"Como são admiráveis as pessoas que nós não conhecemos bem.”
“Coisa
estranha isso, né? Não conhecer as pessoas. Pior que, às vezes, nem eu sei quem
sou. Como já ouvi dizer, todos nós somos atores e escolhemos o melhor de nós
para mostrar.
Eu não
tenho nada de excepcional. Saí da casa dos meus pais com quarenta anos. Fui
motivo de piada por ter saído tarde. Porém, morar com eles era tão cômodo...
Perguntaram-me
uma vez o que me levou a sair da casa deles. Embromava, porque não queria
pensar muito nisso. Era um assunto estranho e desejava empurrar para as
profundezas de mim.
Tudo
começou com uma lembrança antiga, de quando tinha uns três anos. Estava com
meus pais numa praia deserta. Minha mãe me distraía, enquanto meu pai carregava
algo pesado. Recordo-me que, mesmo brincando com minha mãe, eu sentia um
desconforto. Para onde o papai ia com aquele peso e por que pegou uma pá
depois? Minha mãe ria nervosa para mim e me chamava atenção para o castelo de
areia que fazia. Eu estava feliz, entretanto, algo não fazia sentido.
A maré
subiu e o castelo se desmanchou. Chorei, meu pai me pegou no colo e fomos
embora. O silêncio entre eles era sufocante. Depois, os dias correram e me
entreti com outras coisas. Até então, tive uma vida muito boa, mas algo
aconteceu dali pra diante.
Ao
chegar a minha casa, meus pais estavam absortos pela televisão.
Olhei
e exibia uma reportagem sobre um corpo encontrado numa praia havia muitos anos.

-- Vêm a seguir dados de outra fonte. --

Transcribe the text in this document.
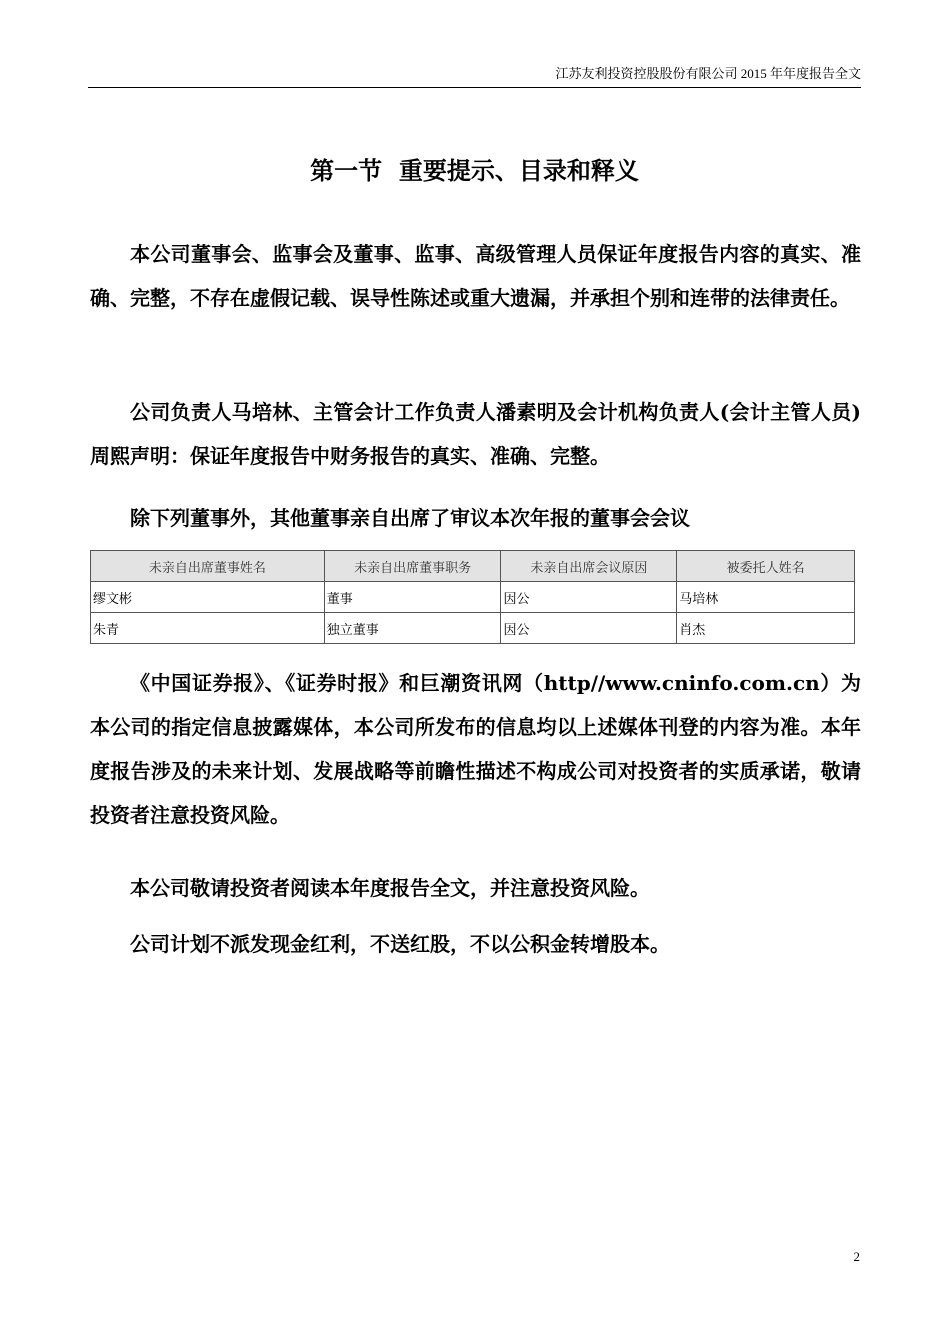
江苏友利投资控股股份有限公司 2015 年年度报告全文
第一节  重要提示、目录和释义

本公司董事会、监事会及董事、监事、高级管理人员保证年度报告内容的真实、准确、完整，不存在虚假记载、误导性陈述或重大遗漏，并承担个别和连带的法律责任。

公司负责人马培林、主管会计工作负责人潘素明及会计机构负责人(会计主管人员)周熙声明：保证年度报告中财务报告的真实、准确、完整。

除下列董事外，其他董事亲自出席了审议本次年报的董事会会议

未亲自出席董事姓名	未亲自出席董事职务	未亲自出席会议原因	被委托人姓名
缪文彬	董事	因公	马培林
朱青	独立董事	因公	肖杰

《中国证券报》、《证券时报》和巨潮资讯网（http//www.cninfo.com.cn）为本公司的指定信息披露媒体，本公司所发布的信息均以上述媒体刊登的内容为准。本年度报告涉及的未来计划、发展战略等前瞻性描述不构成公司对投资者的实质承诺，敬请投资者注意投资风险。

本公司敬请投资者阅读本年度报告全文，并注意投资风险。

公司计划不派发现金红利，不送红股，不以公积金转增股本。

2
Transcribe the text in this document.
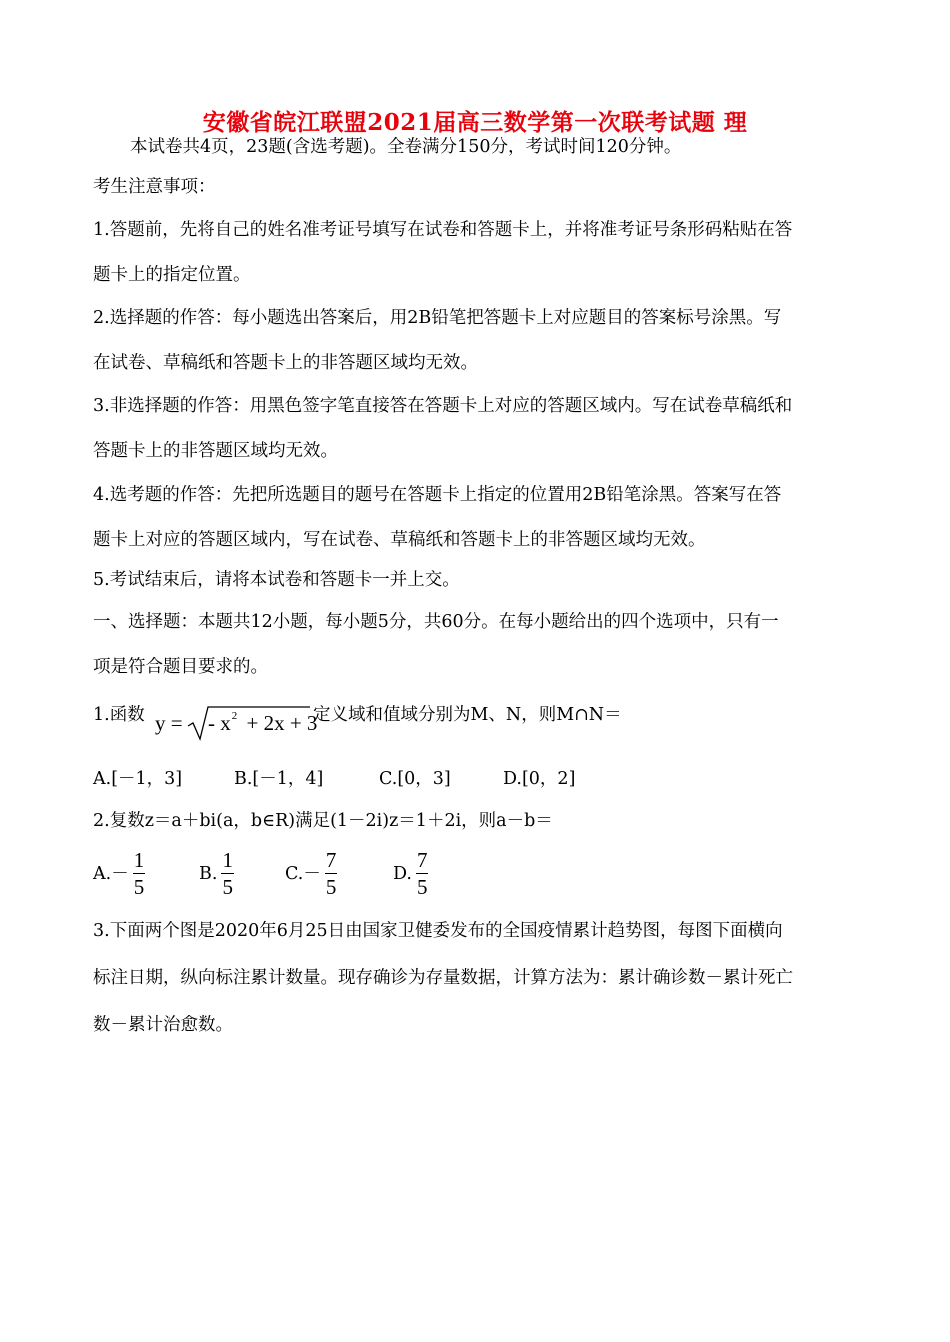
安徽省皖江联盟2021届高三数学第一次联考试题 理
本试卷共4页，23题(含选考题)。全卷满分150分，考试时间120分钟。
考生注意事项：
1.答题前，先将自己的姓名准考证号填写在试卷和答题卡上，并将准考证号条形码粘贴在答
题卡上的指定位置。
2.选择题的作答：每小题选出答案后，用2B铅笔把答题卡上对应题目的答案标号涂黑。写
在试卷、草稿纸和答题卡上的非答题区域均无效。
3.非选择题的作答：用黑色签字笔直接答在答题卡上对应的答题区域内。写在试卷草稿纸和
答题卡上的非答题区域均无效。
4.选考题的作答：先把所选题目的题号在答题卡上指定的位置用2B铅笔涂黑。答案写在答
题卡上对应的答题区域内，写在试卷、草稿纸和答题卡上的非答题区域均无效。
5.考试结束后，请将本试卷和答题卡一并上交。
一、选择题：本题共12小题，每小题5分，共60分。在每小题给出的四个选项中，只有一
项是符合题目要求的。
1.函数 y = - $x^2 + 2x + 3$
定义域和值域分别为M、N，则M∩N＝
A.[－1，3]	B.[－1，4]	C.[0，3]	D.[0，2]
2.复数z＝a＋bi(a，b∈R)满足(1－2i)z＝1＋2i，则a－b＝
$A.- \frac{1}{5}$	B. $\frac{1}{5}$	$C.- \frac{7}{5}$	D. $\frac{7}{5}$
3.下面两个图是2020年6月25日由国家卫健委发布的全国疫情累计趋势图，每图下面横向
标注日期，纵向标注累计数量。现存确诊为存量数据，计算方法为：累计确诊数－累计死亡
数－累计治愈数。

Eles perceberam minha presença e me olharam friamente. Fui dormir e, intuitivamente,
tranquei a porta do quarto. Semanas depois, já morava em outro lugar.
Meus
pais resolveram fazer uma viagem e disseram que ficariam fora por muito tempo.
Não sei onde estão. A única conclusão a que chego é que nunca conheci meus
pais, realmente. Só me mostravam o que lhes convinham.”